PhD Student, University of British Columbia

Talk Title

Non-Reversible Parallel Tempering: Geometric Ergodicity and MCMC Diagnostics

Abstract

Parallel tempering (PT) is an effective algorithm for sampling from target distributions with complex geometry, such as those arising from posterior distributions in weakly identifiable and/or high-dimensional Bayesian models. Recent developments in the literature have shown that a particular non-reversible version of PT is well-suited for handling such sampling problems. Under an assumption of strongly efficient local exploration kernels in each PT chain—which do not have to be reducible but rather only efficient in their local region—we establish that PT is uniformly geometrically ergodic. Further, the bounds on the rates that we obtain are explicitly related to a divergence referred to as the global communication barrier, which can be easily estimated.
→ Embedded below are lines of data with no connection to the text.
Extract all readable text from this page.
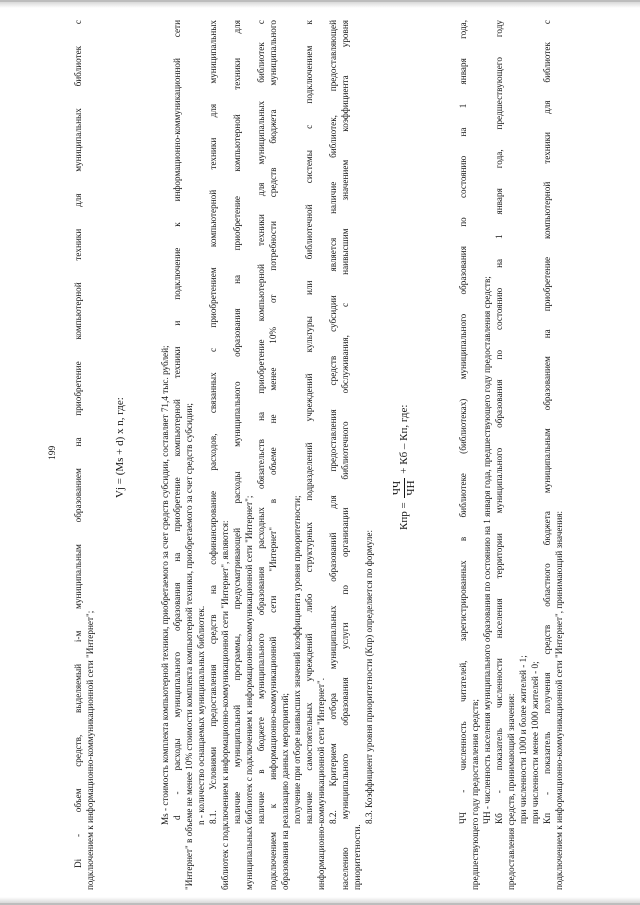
199	Vj = (Ms + d) x n, где:
Кпр =
ЧЧ ЧН
+ Кб – Кп, где:
Di - объем средств, выделяемый i-м муниципальным образованием на приобретение компьютерной техники для муниципальных библиотек с подключением к информационно-коммуникационной сети "Интернет";	Ms - стоимость комплекта компьютерной техники, приобретаемого за счет средств субсидии, составляет 71,4 тыс. рублей; d - расходы муниципального образования на приобретение компьютерной техники и подключение к информационно-коммуникационной сети "Интернет" в объеме не менее 10% стоимости комплекта компьютерной техники, приобретаемого за счет средств субсидии; n - количество оснащаемых муниципальных библиотек. 8.1. Условиями предоставления средств на софинансирование расходов, связанных с приобретением компьютерной техники для муниципальных библиотек с подключением к информационно-коммуникационной сети "Интернет", являются: наличие муниципальной программы, предусматривающей расходы муниципального образования на приобретение компьютерной техники для муниципальных библиотек с подключением к информационно-коммуникационной сети "Интернет"; наличие в бюджете муниципального образования расходных обязательств на приобретение компьютерной техники для муниципальных библиотек с подключением к информационно-коммуникационной сети "Интернет" в объеме не менее 10% от потребности средств бюджета муниципального образования на реализацию данных мероприятий; получение при отборе наивысших значений коэффициента уровня приоритетности; наличие самостоятельных учреждений либо структурных подразделений учреждений культуры или библиотечной системы с подключением к информационно-коммуникационной сети "Интернет". 8.2. Критерием отбора муниципальных образований для предоставления средств субсидии является наличие библиотек, предоставляющей населению муниципального образования услуги по организации библиотечного обслуживания, с наивысшим значением коэффициента уровня приоритетности.
8.3. Коэффициент уровня приоритетности (Кпр) определяется по формуле:	ЧЧ - численность читателей, зарегистрированных в библиотеке (библиотеках) муниципального образования по состоянию на 1 января года, предшествующего году предоставления средств; ЧН - численность населения муниципального образования по состоянию на 1 января года, предшествующего году предоставления средств; Кб - показатель численности населения территории муниципального образования по состоянию на 1 января года, предшествующего году предоставления средств, принимающий значения: при численности 1000 и более жителей - 1; при численности менее 1000 жителей - 0; Кп - показатель получения средств областного бюджета муниципальным образованием на приобретение компьютерной техники для библиотек с подключением к информационно-коммуникационной сети "Интернет", принимающий значения:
We also show that non-reversible parallel tempering with a deterministic communication scheme dominates its reversible counterpart by relating the rates of ergodicity to the hitting times of a persistent and regular random walk, respectively. Additional results are presented that connect geometric ergodicity to useful MCMC diagnostics for practitioners.

Bio

Nikola is a Vanier Scholar pursuing a PhD in Statistics at the University of British Columbia with research interests in scalable Bayesian inference. He is supervised by Dr. Alexandre Bouchard-Côté and Dr. Trevor Campbell.